Sembra quasi che Alfonso Brescia non avesse ancora ben deciso che direzione dare al suo film Napoli Palermo New York – Il triangolo della camorra (1981) quando lo ha scritto e girato. Inizia come una sceneggiata napoletana con tanto di canzoni di Mario Merola (2), poi viene lasciata la scena a due comprimari “comici” come Lucio Montanaro e Gianni Rizzo (all’inizio sembrano usciti da uno dei tanti film di Pierino, in seguito diventano due “gangster” parodistici alla Franchi-Ingrassia con molto meno talento, poi spariscono…), infine l’azione si sposta verso Palermo e poi New York e anche qui è indeciso tra poliziottesco (la figura del commissario Herbert Ross esce da quell’idea) e pizza-noir. In realtà la trama apparterrebbe ad un mafia movie con Mario Merola che interpreta un ex camorrista diventato ristoratore con gli adorati moglie e figlioletto. Viene poi, suo malgrado, convocato ad una festa del boss per cui lavorava e la moglie resta uccisa incidentalmente. Da qui si trasforma in un “giustiziere della notte” alla ricerca dei colpevoli che stanno all’interno della “famiglia”. A tratti disastroso (le parti comiche che non legano con il resto, incongruenze ed assurdità della trama, scazzottate mal coreografate), altre quasi piacevoli (gli inserti newyorchesi, alcune location, un inseguimento non male, il legame Merola-moglie). Insomma un film che Brescia avrebbe dovuto rivedere e ricomporre ma evidentemente poco gli interessava. (voto 5). Una scena notturna in cui nel buio totale spicca solo l’insegna Mobil è il più chiaro product placement del film che contiene una quantità di marche enorme. Da Napoli, Fiat, Bartolini, frutta Scalisi, Latte Ala.

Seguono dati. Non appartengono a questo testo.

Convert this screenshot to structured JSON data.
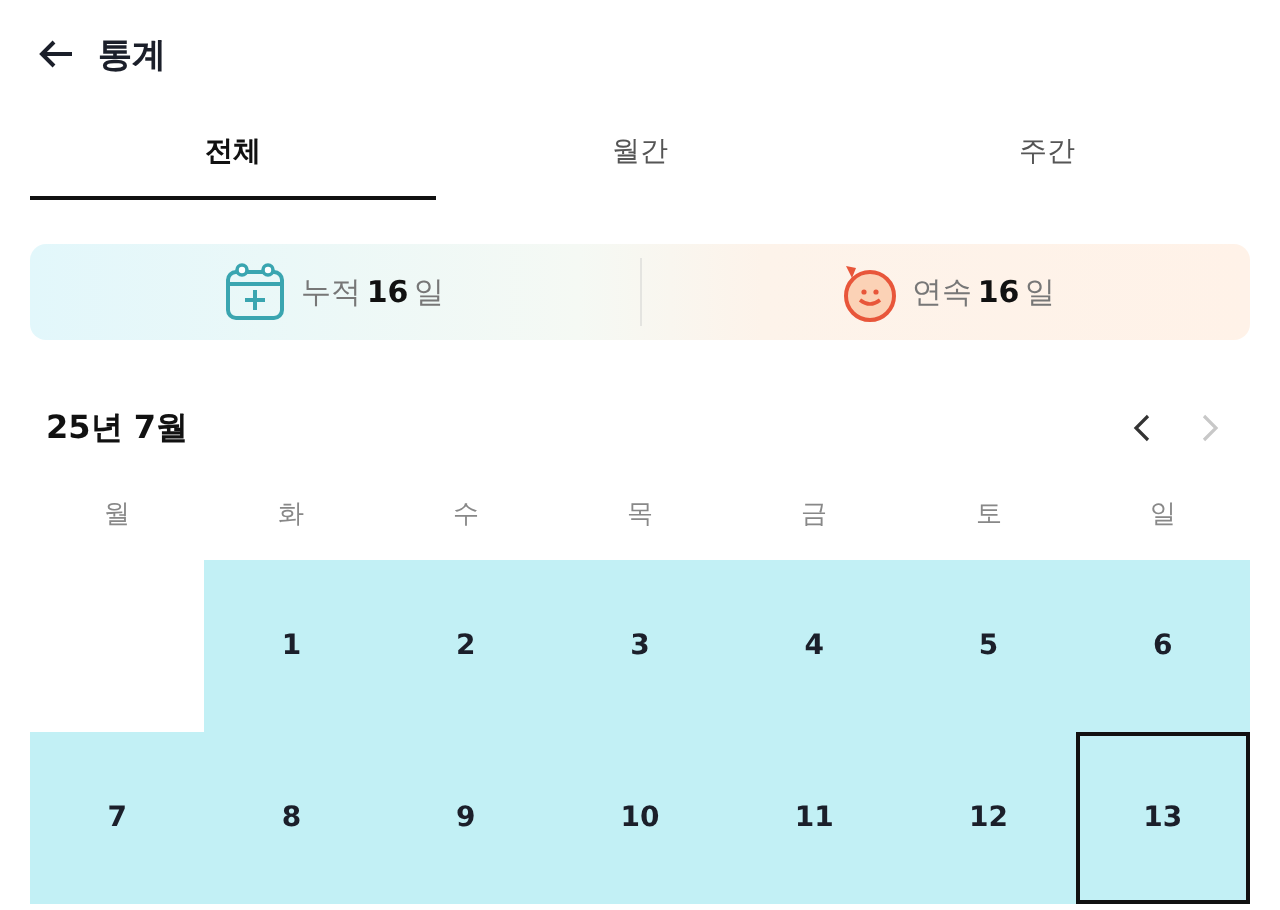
{
  "header": {
    "title": "통계"
  },
  "tabs": [
    {
      "label": "전체",
      "selected": true
    },
    {
      "label": "월간",
      "selected": false
    },
    {
      "label": "주간",
      "selected": false
    }
  ],
  "stats": [
    {
      "kind": "total",
      "label": "누적",
      "value": "16",
      "unit": "일"
    },
    {
      "kind": "streak",
      "label": "연속",
      "value": "16",
      "unit": "일"
    }
  ],
  "calendar": {
    "title": "25년 7월",
    "prev_disabled": false,
    "next_disabled": true,
    "weekdays": [
      "월",
      "화",
      "수",
      "목",
      "금",
      "토",
      "일"
    ],
    "weeks": [
      [
        {
          "kind": "blank"
        },
        {
          "kind": "day",
          "day": "1",
          "marked": true,
          "selected": false
        },
        {
          "kind": "day",
          "day": "2",
          "marked": true,
          "selected": false
        },
        {
          "kind": "day",
          "day": "3",
          "marked": true,
          "selected": false
        },
        {
          "kind": "day",
          "day": "4",
          "marked": true,
          "selected": false
        },
        {
          "kind": "day",
          "day": "5",
          "marked": true,
          "selected": false
        },
        {
          "kind": "day",
          "day": "6",
          "marked": true,
          "selected": false
        }
      ],
      [
        {
          "kind": "day",
          "day": "7",
          "marked": true,
          "selected": false
        },
        {
          "kind": "day",
          "day": "8",
          "marked": true,
          "selected": false
        },
        {
          "kind": "day",
          "day": "9",
          "marked": true,
          "selected": false
        },
        {
          "kind": "day",
          "day": "10",
          "marked": true,
          "selected": false
        },
        {
          "kind": "day",
          "day": "11",
          "marked": true,
          "selected": false
        },
        {
          "kind": "day",
          "day": "12",
          "marked": true,
          "selected": false
        },
        {
          "kind": "day",
          "day": "13",
          "marked": true,
          "selected": true
        }
      ]
    ]
  }
}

All’interno di un bar-alimentari tipico di quei tempi trovare gelati Toseroni, Boeri strappa e vinci, torroni Pernigotti… A New York spiccano Coca Cola, Moore’s food, insegne di pizzerie italiane di Little Italy, la birra Spaten… Notizie di boss e morti da Il Mattino.

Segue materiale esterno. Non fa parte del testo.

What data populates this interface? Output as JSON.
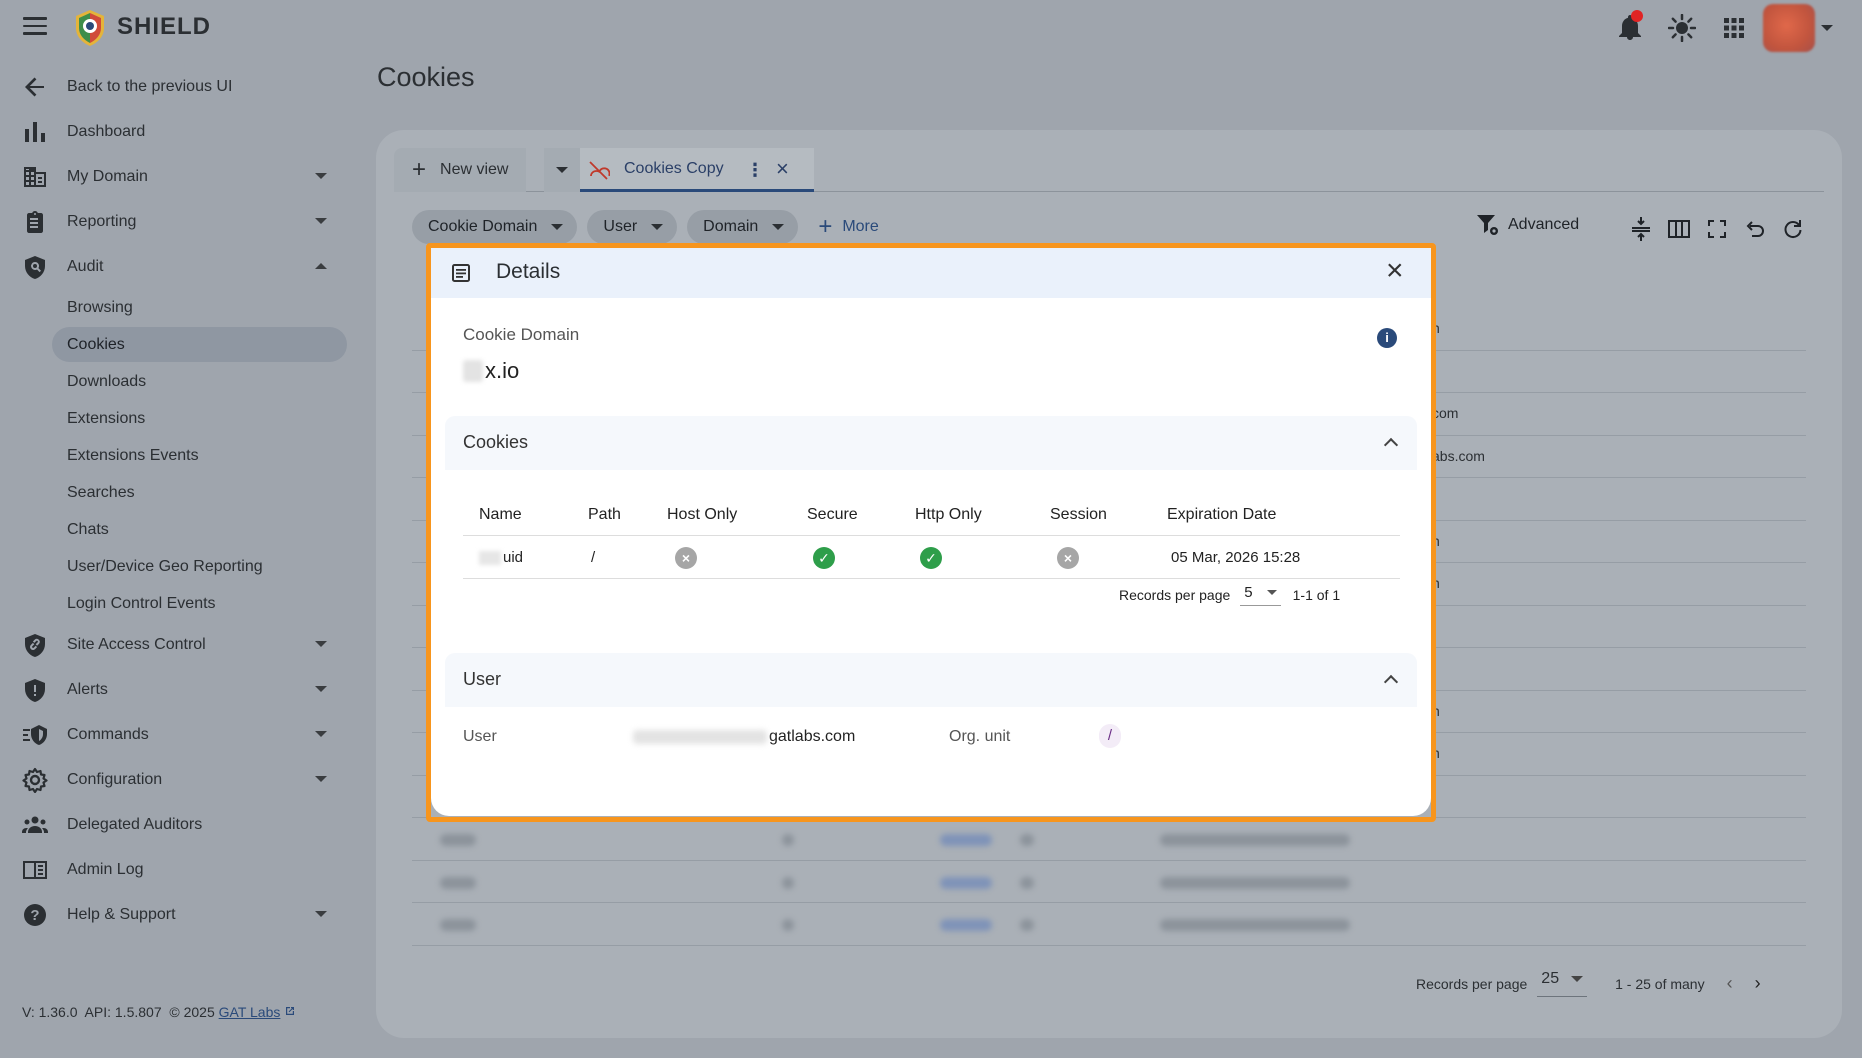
{
  "app": {
    "brand": "SHIELD"
  },
  "header": {
    "icons": [
      "menu-icon",
      "bell-icon",
      "brightness-icon",
      "apps-grid-icon",
      "avatar"
    ]
  },
  "sidebar": {
    "back": "Back to the previous UI",
    "items": [
      {
        "label": "Dashboard",
        "icon": "bar-chart-icon"
      },
      {
        "label": "My Domain",
        "icon": "building-icon",
        "expandable": true
      },
      {
        "label": "Reporting",
        "icon": "clipboard-icon",
        "expandable": true
      },
      {
        "label": "Audit",
        "icon": "audit-search-icon",
        "expanded": true
      },
      {
        "label": "Site Access Control",
        "icon": "shield-link-icon",
        "expandable": true
      },
      {
        "label": "Alerts",
        "icon": "alert-shield-icon",
        "expandable": true
      },
      {
        "label": "Commands",
        "icon": "commands-icon",
        "expandable": true
      },
      {
        "label": "Configuration",
        "icon": "gear-icon",
        "expandable": true
      },
      {
        "label": "Delegated Auditors",
        "icon": "people-icon"
      },
      {
        "label": "Admin Log",
        "icon": "log-icon"
      },
      {
        "label": "Help & Support",
        "icon": "help-icon",
        "expandable": true
      }
    ],
    "audit_sub": [
      "Browsing",
      "Cookies",
      "Downloads",
      "Extensions",
      "Extensions Events",
      "Searches",
      "Chats",
      "User/Device Geo Reporting",
      "Login Control Events"
    ],
    "active_sub": "Cookies",
    "footer": {
      "version": "V: 1.36.0",
      "api": "API: 1.5.807",
      "copyright": "© 2025",
      "link": "GAT Labs"
    }
  },
  "main": {
    "title": "Cookies",
    "tabs": {
      "new_view": "New view",
      "active": "Cookies Copy"
    },
    "filters": [
      "Cookie Domain",
      "User",
      "Domain"
    ],
    "more": "More",
    "advanced": "Advanced",
    "bg_fragments": [
      "n",
      "",
      "com",
      "abs.com",
      "",
      "n",
      "n",
      "",
      "",
      "n",
      "n",
      "",
      "",
      "",
      ""
    ],
    "pagination": {
      "records_label": "Records per page",
      "per_page": "25",
      "range": "1 - 25 of many"
    }
  },
  "modal": {
    "title": "Details",
    "cookie_domain_label": "Cookie Domain",
    "cookie_domain_value": "x.io",
    "cookies_section": "Cookies",
    "columns": [
      "Name",
      "Path",
      "Host Only",
      "Secure",
      "Http Only",
      "Session",
      "Expiration Date"
    ],
    "row": {
      "name": "uid",
      "path": "/",
      "host_only": false,
      "secure": true,
      "http_only": true,
      "session": false,
      "expiration": "05 Mar, 2026 15:28"
    },
    "pagination": {
      "records_label": "Records per page",
      "per_page": "5",
      "range": "1-1 of 1"
    },
    "user_section": "User",
    "user_label": "User",
    "user_value": "gatlabs.com",
    "org_label": "Org. unit",
    "org_value": "/"
  },
  "colors": {
    "highlight": "#f7951d",
    "accent": "#2a4a7a",
    "check": "#2e9e4a",
    "cross": "#a6a6a6"
  }
}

Il secondo capitolo di Sapore di mare, ovvero Sapore di mare 2 un anno dopo (1983) si avvale ancora di una sceneggiatura dei Vanzina, ma la regia passa a Bruno Cortini. Diciamo subito che, sia per la saturazione dovuta al primo capitolo (bello ma ce n’era abbastanza...), sia per situazioni decisamente debolucce (ad esempio la parte comica è quasi tutta incentrata sul prendere in giro una coppia sovrappeso che non fa altro che mangiare, decisamente di bassissimo livello), ma soprattutto per la sostituzione dei due mattatori Calà e De Sica con Mauro Di Francesco e con l’impacciato Massimo Ciavarro, e la presenza forte di Virna Lisi con una bella, ma non certo in grado di eguagliarla in fatto di recitazione, Eleonora Giorgi, rende questo seguito decisamente inferiore e non certo per colpa del buon Cortini. Viene rinnovata la parte forte della nostalgia per gli anni ’60: citazione di attori e film italiani del periodo (Sordi, Brancaleone), sex symbol d’epoca (Marlon Brando, Gianni Morandi, i Beatles), luoghi frequentati dai vacanzieri “in” a Forte dei Marmi (La Capannina, l’hotel Principe Piemonte) e, soprattutto, viene sciorinata una colonna sonora che sembra un jukebox vintage (canzoni di Celentano, Little Tony, Patty Pravo, Rose rosse di Ranieri, Acqua azzurra acqua chiara di Battisti, gli immancabili Rigueira, i Camaleonti, Don Baky, i Dik Dik, la Cinquetti, Mina, l’Equipe 84, Il mondo di Gino Paoli), tra l’altro Little Tony e Gino Paoli cantano in presenza. Quel che manca è quell’equilibrio tra commedia e sentimento nostalgico, e pure le varie “storie” e intrighi sentimentali (alcuni richiamati dal primo capitolo, altri nuovi) sono decisamente più stupidotti. (voto 5,5) Product placement di lusso con Ferrari, Lacoste, motoscafi con attrezzatura Riva e, per i meno abbienti, l’immancabile Vespa. Inoltre vi è una gara di riconoscimento di whiskey da parte del personaggio della cacciatrice di “ricchi” della Giorgi in cui vengono citate una decina di marche tra cui Glen Grant, J&B, Ballantines… Non manca anche un’apparizione di Punt e Mes.